When the Minister responds I hope that he is not tempted to downplay the issue by saying that this situation is simply part of the normal process of cascading rolling stock. If that is so, why is the industry press reporting that the loss of the Class 170s is

“likely to produce a serious reduction in capacity”

on the TransPennine routes? As my hon. Friend the Member for Liverpool, Riverside (Mrs Ellman), who chairs the Transport Committee, has said,

“this issue is causing considerable uncertainty over the future viability of TPE’s timetable.”

The Minister might say that this is simply a matter for the market to decide, and, of course, the split between infrastructure, train operators and rolling stock companies was established in the botched privatisation by the previous Conservative Government. However, if it is simply something for the industry to decide, why has the Department been involved in discussions between Chiltern Railways and the rolling stock leasing company at every stage in the process? He might try to insist that the situation is simply business as usual, but after today’s debate, that simply would not be credible. The problem is the direct consequence of the panicked direct awards programme introduced following the collapse of the west coast competition. In turn, that was caused by Ministers imposing their new franchise model on one of the most complex routes in Europe. At every stage, Ministers are directly accountable, and they will be accountable for any reduction of services that results from that chain of events.
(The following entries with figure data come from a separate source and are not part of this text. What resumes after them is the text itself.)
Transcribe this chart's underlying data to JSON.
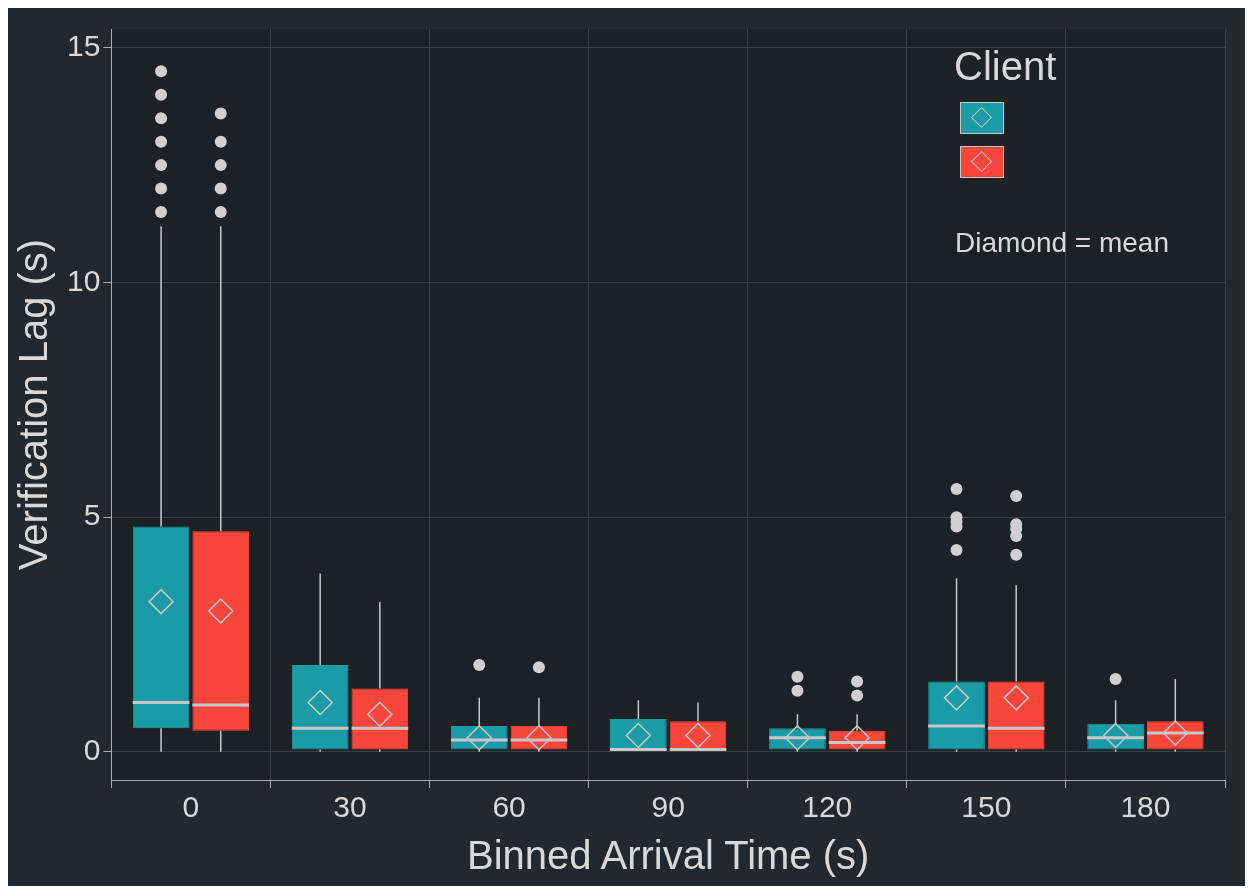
{
  "chart_data": {
    "type": "box",
    "xlabel": "Binned Arrival Time (s)",
    "ylabel": "Verification Lag (s)",
    "legend_title": "Client",
    "annotations": [
      "Diamond = mean"
    ],
    "categories": [
      "0",
      "30",
      "60",
      "90",
      "120",
      "150",
      "180"
    ],
    "ylim": [
      -0.6,
      15.4
    ],
    "yticks": [
      0,
      5,
      10,
      15
    ],
    "grid": true,
    "marker": "diamond",
    "series": [
      {
        "color": "#1b9ba6",
        "boxes": [
          {
            "low": 0,
            "q1": 0.5,
            "median": 1.05,
            "q3": 4.8,
            "high": 11.2,
            "mean": 3.2,
            "outliers": [
              11.5,
              12,
              12.5,
              13,
              13.5,
              14,
              14.5
            ]
          },
          {
            "low": 0,
            "q1": 0.05,
            "median": 0.5,
            "q3": 1.85,
            "high": 3.8,
            "mean": 1.05
          },
          {
            "low": 0,
            "q1": 0.05,
            "median": 0.25,
            "q3": 0.55,
            "high": 1.15,
            "mean": 0.3,
            "outliers": [
              1.85
            ]
          },
          {
            "low": 0,
            "q1": 0,
            "median": 0.05,
            "q3": 0.7,
            "high": 1.1,
            "mean": 0.35
          },
          {
            "low": 0,
            "q1": 0.05,
            "median": 0.3,
            "q3": 0.5,
            "high": 0.8,
            "mean": 0.3,
            "outliers": [
              1.3,
              1.6
            ]
          },
          {
            "low": 0,
            "q1": 0.05,
            "median": 0.55,
            "q3": 1.5,
            "high": 3.7,
            "mean": 1.15,
            "outliers": [
              4.3,
              4.8,
              4.9,
              5,
              5.6
            ]
          },
          {
            "low": 0,
            "q1": 0.05,
            "median": 0.3,
            "q3": 0.6,
            "high": 1.1,
            "mean": 0.35,
            "outliers": [
              1.55
            ]
          }
        ]
      },
      {
        "color": "#f9463c",
        "boxes": [
          {
            "low": 0,
            "q1": 0.45,
            "median": 1,
            "q3": 4.7,
            "high": 11.2,
            "mean": 3,
            "outliers": [
              11.5,
              12,
              12.5,
              13,
              13.6
            ]
          },
          {
            "low": 0,
            "q1": 0.05,
            "median": 0.5,
            "q3": 1.35,
            "high": 3.2,
            "mean": 0.8
          },
          {
            "low": 0,
            "q1": 0.05,
            "median": 0.25,
            "q3": 0.55,
            "high": 1.15,
            "mean": 0.3,
            "outliers": [
              1.8
            ]
          },
          {
            "low": 0,
            "q1": 0,
            "median": 0.05,
            "q3": 0.65,
            "high": 1.05,
            "mean": 0.35
          },
          {
            "low": 0,
            "q1": 0.05,
            "median": 0.2,
            "q3": 0.45,
            "high": 0.8,
            "mean": 0.3,
            "outliers": [
              1.2,
              1.5
            ]
          },
          {
            "low": 0,
            "q1": 0.05,
            "median": 0.5,
            "q3": 1.5,
            "high": 3.55,
            "mean": 1.15,
            "outliers": [
              4.2,
              4.6,
              4.75,
              4.85,
              5.45
            ]
          },
          {
            "low": 0,
            "q1": 0.05,
            "median": 0.4,
            "q3": 0.65,
            "high": 1.55,
            "mean": 0.4
          }
        ]
      }
    ]
  }
}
The truth is that, for all the talk of cutting red tape, the coalition will leave a record of five years of disastrous decisions in Whitehall, a top-heavy failure to manage key projects, and a huge expansion in the Department’s involvement in the rail network. I accept that the Minister may be an unlikely occupant of a Marxist universe, but perhaps we should not be surprised by the coalition’s switch to old-fashioned command and control. After all, last year, the Business Secretary said that a “rail revolution” was taking place. With services threatened and rolling stock taken away, we now know what the rallying cry of that strange revolution—it unites MPs across party boundaries—will be: “Passengers of the north, unite! You have nothing to lose but your trains.”

Season ticket prices have risen by an average of 20% since the election. Passengers deserve better than this. The Government must face up to the scale of the problem, set out a clear plan for meeting the north’s rolling stock requirements and get the improvements in the region’s rail services back on track.